One main rule in this change is trust. Medical offices need to keep patient data safe and follow privacy and legal rules. Sara Vaezy says Providence usually avoids sharing patient data with outside groups so it is not misused. For office leaders and IT managers, building strong data rules is very important as AI tools become bigger and more complex.
Using AI in healthcare changes not only technology but also how workers do their jobs. Good organizations are rethinking how their teams work by mixing medical knowledge with digital skills and leadership for handling AI tools. Emily Mailes and Sheryl Coughlin from Ernst & Young say healthcare workers need to be tech-smart and ready to adjust as data-driven methods grow.

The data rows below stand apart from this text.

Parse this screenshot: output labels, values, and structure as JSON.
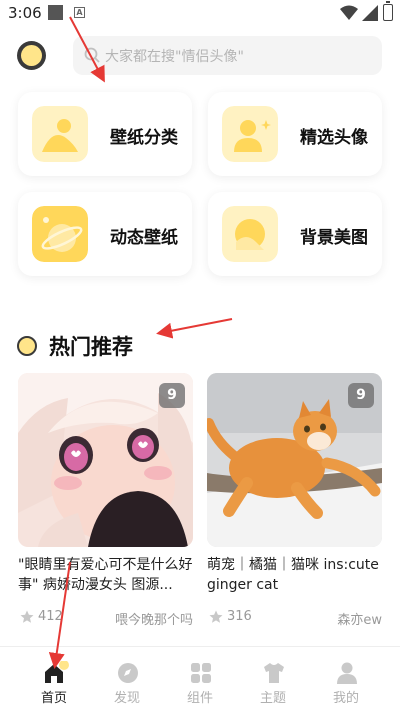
{
  "status_bar": {
    "time": "3:06",
    "notif_icon": "A"
  },
  "search": {
    "placeholder": "大家都在搜\"情侣头像\""
  },
  "categories": [
    {
      "label": "壁纸分类",
      "icon": "landscape-icon"
    },
    {
      "label": "精选头像",
      "icon": "person-icon"
    },
    {
      "label": "动态壁纸",
      "icon": "planet-icon"
    },
    {
      "label": "背景美图",
      "icon": "image-icon"
    }
  ],
  "section": {
    "title": "热门推荐"
  },
  "posts": [
    {
      "count": "9",
      "title": "\"眼睛里有爱心可不是什么好事\" 病娇动漫女头 图源...",
      "likes": "412",
      "author": "喂今晚那个吗"
    },
    {
      "count": "9",
      "title": "萌宠｜橘猫｜猫咪 ins:cute ginger cat",
      "likes": "316",
      "author": "森亦ew"
    }
  ],
  "tabs": [
    {
      "label": "首页",
      "icon": "home-icon",
      "active": true
    },
    {
      "label": "发现",
      "icon": "discover-icon",
      "active": false
    },
    {
      "label": "组件",
      "icon": "widgets-icon",
      "active": false
    },
    {
      "label": "主题",
      "icon": "tshirt-icon",
      "active": false
    },
    {
      "label": "我的",
      "icon": "profile-icon",
      "active": false
    }
  ],
  "colors": {
    "accent_yellow": "#ffe58a",
    "icon_yellow": "#ffd75a",
    "annotation_red": "#e53935"
  }
}
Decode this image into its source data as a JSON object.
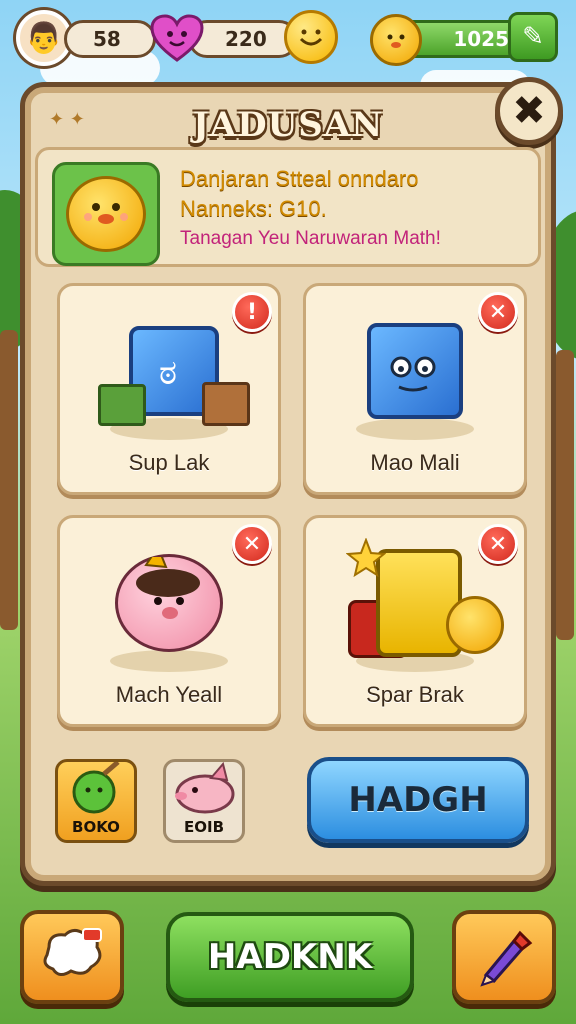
{
  "hud": {
    "lives": "58",
    "hearts": "220",
    "gems": "1025"
  },
  "panel": {
    "title": "JADUSAN",
    "close_glyph": "✖",
    "info": {
      "line1": "Danjaran Stteal onndaro",
      "line2": "Nanneks: G10.",
      "line3": "Tanagan Yeu Naruwaran Math!"
    },
    "cards": [
      {
        "label": "Sup Lak",
        "badge": "!"
      },
      {
        "label": "Mao Mali",
        "badge": "✕"
      },
      {
        "label": "Mach Yeall",
        "badge": "✕"
      },
      {
        "label": "Spar Brak",
        "badge": "✕"
      }
    ],
    "slots": [
      {
        "label": "BOKO"
      },
      {
        "label": "EOIB"
      }
    ],
    "action_button": "HADGH"
  },
  "bottom": {
    "main_button": "HADKNK"
  },
  "colors": {
    "panel_bg": "#e9d6b4",
    "panel_border": "#6b4a2b",
    "badge_red": "#d22a1e",
    "blue_button": "#2c8ee0",
    "green_button": "#3f9e24",
    "orange_button": "#ef8f1e"
  }
}
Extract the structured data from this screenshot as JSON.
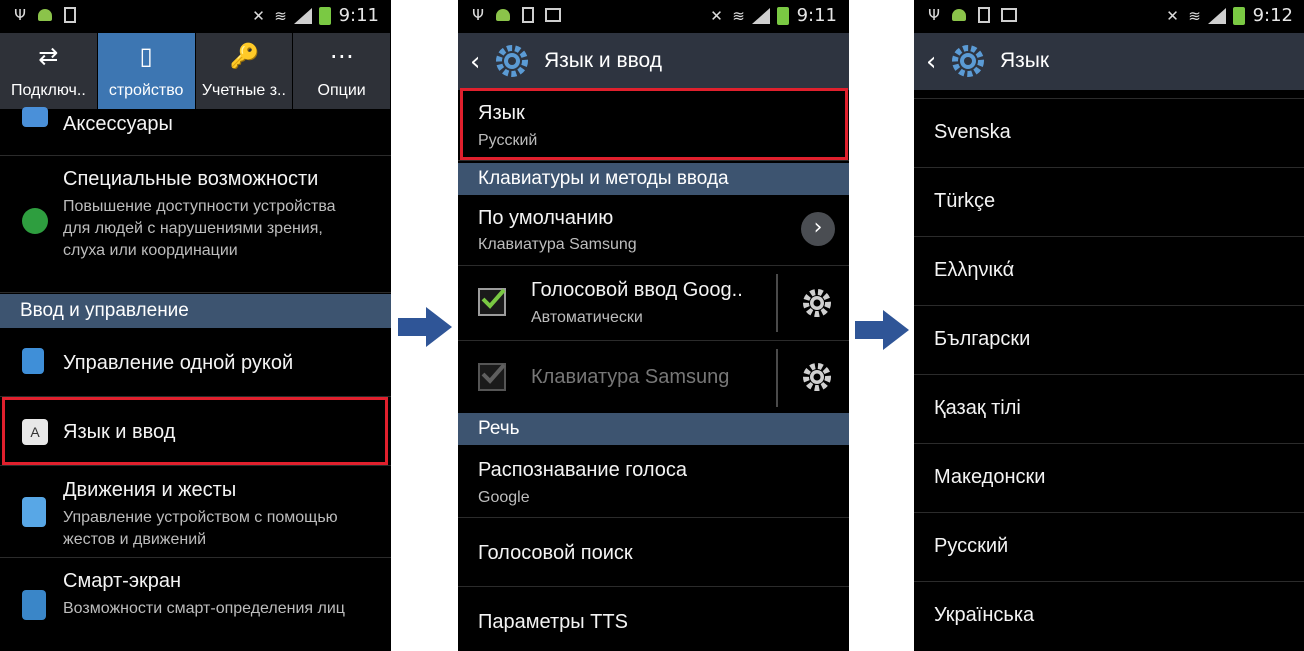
{
  "status": {
    "time_1": "9:11",
    "time_2": "9:11",
    "time_3": "9:12"
  },
  "screen1": {
    "tabs": [
      {
        "label": "Подключ..",
        "icon": "connections-icon"
      },
      {
        "label": "стройство",
        "icon": "device-icon"
      },
      {
        "label": "Учетные з..",
        "icon": "accounts-icon"
      },
      {
        "label": "Опции",
        "icon": "more-options-icon"
      }
    ],
    "accessories": "Аксессуары",
    "accessibility": {
      "title": "Специальные возможности",
      "sub": "Повышение доступности устройства для людей с нарушениями зрения, слуха или координации"
    },
    "section_input": "Ввод и управление",
    "one_hand": "Управление одной рукой",
    "lang_input": "Язык и ввод",
    "motions": {
      "title": "Движения и жесты",
      "sub": "Управление устройством с помощью жестов и движений"
    },
    "smart": {
      "title": "Смарт-экран",
      "sub": "Возможности смарт-определения лиц"
    }
  },
  "screen2": {
    "title": "Язык и ввод",
    "language": {
      "title": "Язык",
      "value": "Русский"
    },
    "section_keyboards": "Клавиатуры и методы ввода",
    "default": {
      "title": "По умолчанию",
      "value": "Клавиатура Samsung"
    },
    "voice_google": {
      "title": "Голосовой ввод Goog..",
      "value": "Автоматически"
    },
    "samsung_kb": "Клавиатура Samsung",
    "section_speech": "Речь",
    "voice_recognition": {
      "title": "Распознавание голоса",
      "value": "Google"
    },
    "voice_search": "Голосовой поиск",
    "tts": "Параметры TTS"
  },
  "screen3": {
    "title": "Язык",
    "languages": [
      "Svenska",
      "Türkçe",
      "Ελληνικά",
      "Български",
      "Қазақ тілі",
      "Македонски",
      "Русский",
      "Українська"
    ]
  },
  "colors": {
    "highlight": "#e0202d",
    "section": "#3d5470",
    "active_tab": "#3d76b2",
    "arrow": "#2f5597",
    "check": "#7ac943"
  }
}
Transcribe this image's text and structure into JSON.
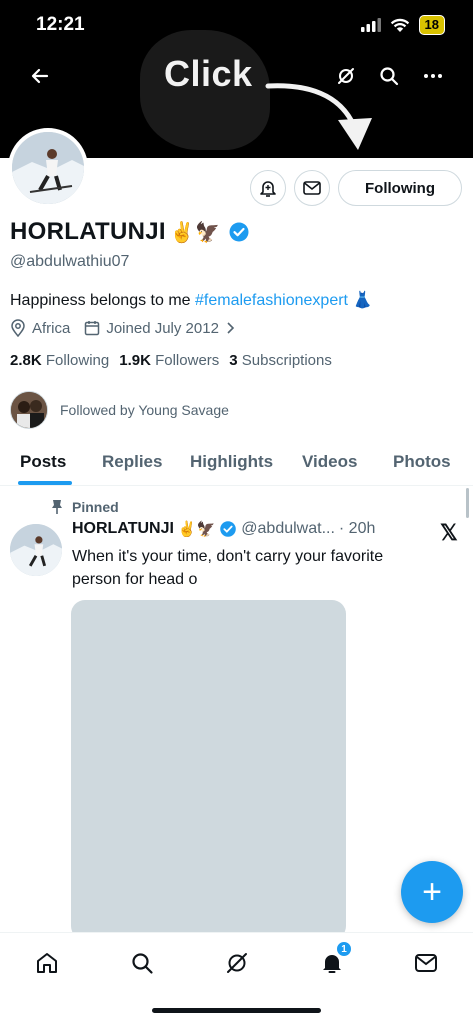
{
  "status_bar": {
    "time": "12:21",
    "battery": "18"
  },
  "overlay": {
    "click_label": "Click"
  },
  "profile": {
    "name": "HORLATUNJI",
    "name_emoji": "✌️🦅",
    "handle": "@abdulwathiu07",
    "bio_text": "Happiness belongs to me ",
    "bio_hashtag": "#femalefashionexpert",
    "bio_emoji": "👗",
    "location": "Africa",
    "joined": "Joined July 2012",
    "following_count": "2.8K",
    "following_label": "Following",
    "followers_count": "1.9K",
    "followers_label": "Followers",
    "subscriptions_count": "3",
    "subscriptions_label": "Subscriptions",
    "followed_by": "Followed by Young Savage",
    "following_button": "Following"
  },
  "tabs": [
    {
      "label": "Posts"
    },
    {
      "label": "Replies"
    },
    {
      "label": "Highlights"
    },
    {
      "label": "Videos"
    },
    {
      "label": "Photos"
    }
  ],
  "pinned_post": {
    "pinned_label": "Pinned",
    "author": "HORLATUNJI",
    "author_emoji": "✌️🦅",
    "handle": "@abdulwat...",
    "time": "· 20h",
    "text": "When it's your time, don't carry your favorite person for head o"
  },
  "fab": {
    "label": "+"
  },
  "bottom_nav": {
    "items": [
      {
        "icon": "home-icon"
      },
      {
        "icon": "search-icon"
      },
      {
        "icon": "grok-icon"
      },
      {
        "icon": "bell-icon",
        "badge": "1"
      },
      {
        "icon": "mail-icon"
      }
    ]
  },
  "colors": {
    "accent": "#1d9bf0",
    "banner": "#000000",
    "muted": "#536471",
    "media": "#cfd9de"
  }
}
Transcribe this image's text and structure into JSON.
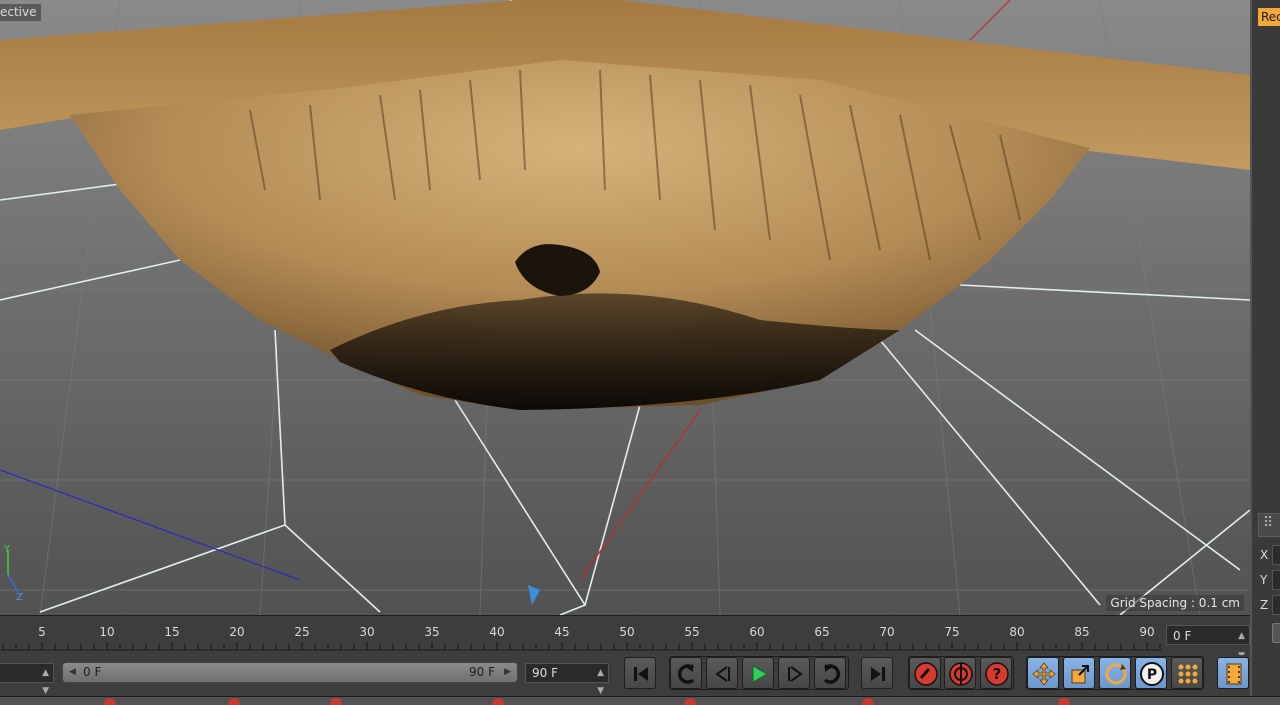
{
  "viewport": {
    "label": "ective",
    "grid_spacing": "Grid Spacing : 0.1 cm",
    "axis_labels": {
      "y": "Y",
      "z": "Z"
    }
  },
  "right_panel": {
    "record_label": "Rec",
    "coords": [
      "X",
      "Y",
      "Z"
    ]
  },
  "timeline": {
    "ticks": [
      "5",
      "10",
      "15",
      "20",
      "25",
      "30",
      "35",
      "40",
      "45",
      "50",
      "55",
      "60",
      "65",
      "70",
      "75",
      "80",
      "85",
      "90"
    ],
    "current_frame": "0 F"
  },
  "transport": {
    "start_field": "",
    "range_start": "0 F",
    "range_end": "90 F",
    "end_field": "90 F",
    "icons": {
      "go_start": "skip-to-start-icon",
      "prev_key": "previous-keyframe-icon",
      "prev_frame": "step-back-icon",
      "play": "play-icon",
      "next_frame": "step-forward-icon",
      "next_key": "next-keyframe-icon",
      "go_end": "skip-to-end-icon",
      "record": "record-keys-icon",
      "autokey": "autokey-icon",
      "help": "help-icon",
      "move": "move-icon",
      "scale": "scale-icon",
      "rotate": "rotate-icon",
      "param": "parameter-icon",
      "pla": "point-level-icon",
      "timeline": "timeline-film-icon"
    },
    "colors": {
      "play": "#2fd15a",
      "record": "#d83a32",
      "accent": "#f2a83a"
    }
  },
  "statusbar": {
    "items": [
      "",
      "",
      "",
      "",
      "",
      "",
      "",
      ""
    ]
  }
}
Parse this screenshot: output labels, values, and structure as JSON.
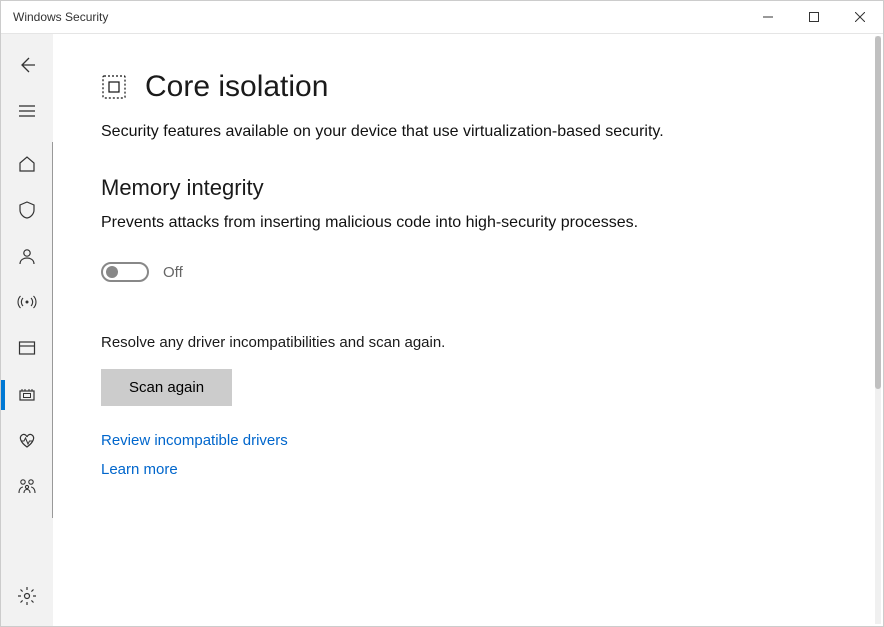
{
  "titlebar": {
    "title": "Windows Security"
  },
  "page": {
    "title": "Core isolation",
    "description": "Security features available on your device that use virtualization-based security.",
    "section_title": "Memory integrity",
    "section_description": "Prevents attacks from inserting malicious code into high-security processes.",
    "toggle_state_label": "Off",
    "resolve_text": "Resolve any driver incompatibilities and scan again.",
    "scan_button": "Scan again",
    "review_link": "Review incompatible drivers",
    "learn_more_link": "Learn more"
  }
}
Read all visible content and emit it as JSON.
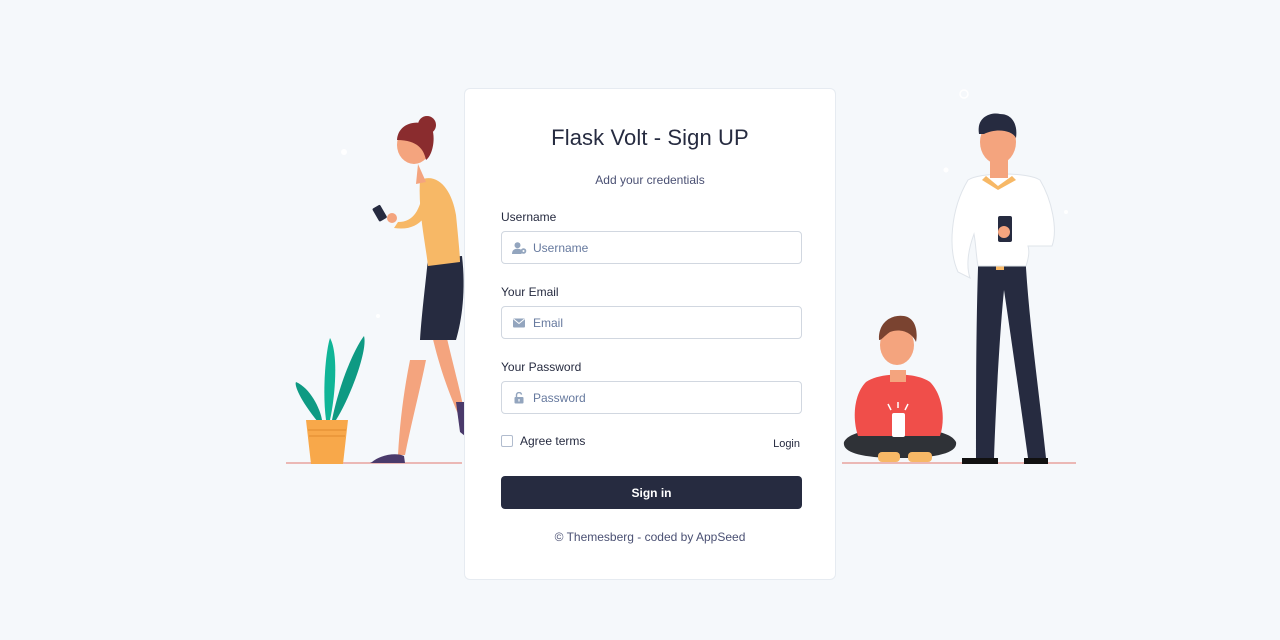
{
  "signup": {
    "title": "Flask Volt - Sign UP",
    "subtitle": "Add your credentials",
    "username": {
      "label": "Username",
      "placeholder": "Username",
      "icon": "user-icon"
    },
    "email": {
      "label": "Your Email",
      "placeholder": "Email",
      "icon": "envelope-icon"
    },
    "password": {
      "label": "Your Password",
      "placeholder": "Password",
      "icon": "unlock-icon"
    },
    "agree_label": "Agree terms",
    "login_label": "Login",
    "submit_label": "Sign in",
    "footer": {
      "copyright": "© Themesberg",
      "separator": "- coded by",
      "author": "AppSeed"
    }
  },
  "colors": {
    "background": "#f5f8fb",
    "primary": "#262b40",
    "text": "#4a5073",
    "icon": "#93a5be"
  }
}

Also, AI systems will use behavioral ideas called “judge and nudge” models. These check patient habits and gently encourage healthier actions. This helps improve health in the long run. For office leaders, this means bringing in systems that help both smooth work flow and patient involvement.
As healthcare groups add AI tools, it is important to use them fairly and carefully. Providence spends a big share of its efforts — 40% — on watching AI work to prevent problems and keep patient data safe. This should be a standard for medical offices, especially in the U.S. where data rules can be complex.
Leaders also need to be open about how AI tools work so staff and patients trust them. Clear rules about who owns data, how consent is given, and how security is kept are needed to keep that trust strong.
AI’s real value in healthcare is to make patient results better and help doctors work well. When phone automation tools like Simbo AI’s are used well, they help staff spend more time on care and less on admin tasks.
Practice leaders and IT managers have a big job in choosing and managing these tools. They should invest in AI that is not just advanced but also keeps privacy safe and works with current health IT systems. This is important for success.
Medical offices in the U.S. facing more patients, fewer staff, and data needs can gain a lot from AI tools. As these tools improve, they will help make healthcare more efficient and focused on patients with better work flow and clinical choices.
By getting ready and using AI tools carefully, practice leaders can prepare their offices to meet future healthcare needs while keeping patient trust and care quality.
Providence treated the first COVID patient in the U.S. in January 2020, which catalyzed the organization to quickly adapt its systems and accelerate digital health initiatives.
Virtual care at Providence increased thirtyfold overnight, driven by tools like DexCare, allowing rapid scaling of services as in-person visits declined.
DexCare is a multimodal care scheduling platform that enabled Providence to enhance virtual care during the pandemic and became an independent startup in 2021.
Key AI solutions include ‘Grace,’ an AI-powered chatbot, and ARIA, an Automatic Real-Time In-Basket Assistant, which streamline patient communication and clinician workload.
Grace intercepts patient messages, understands intent, and reduces unnecessary administrative inquiries, thereby decreasing overall patient message volume by 30%.
ARIA helps clinicians manage inbox messages by drafting responses with AI, reducing response times from 48 to 24 hours.
Nuance DAX CoPilot uses ambient listening technology to automate clinical documentation, granting doctors one to four additional hours of time daily.
Approximately 40% of resources focus on monitoring LLM operations, while 60% are allocated for feature development, ensuring responsible AI deployment.
Providence generally avoids sharing patient data with third parties for AI training, to mitigate risks of identifiable information being disclosed.
Sara Vaezy anticipates a significant disruption in healthcare-related search capabilities by 2025, enhancing decision-making through integration of real-world and scientific evidence.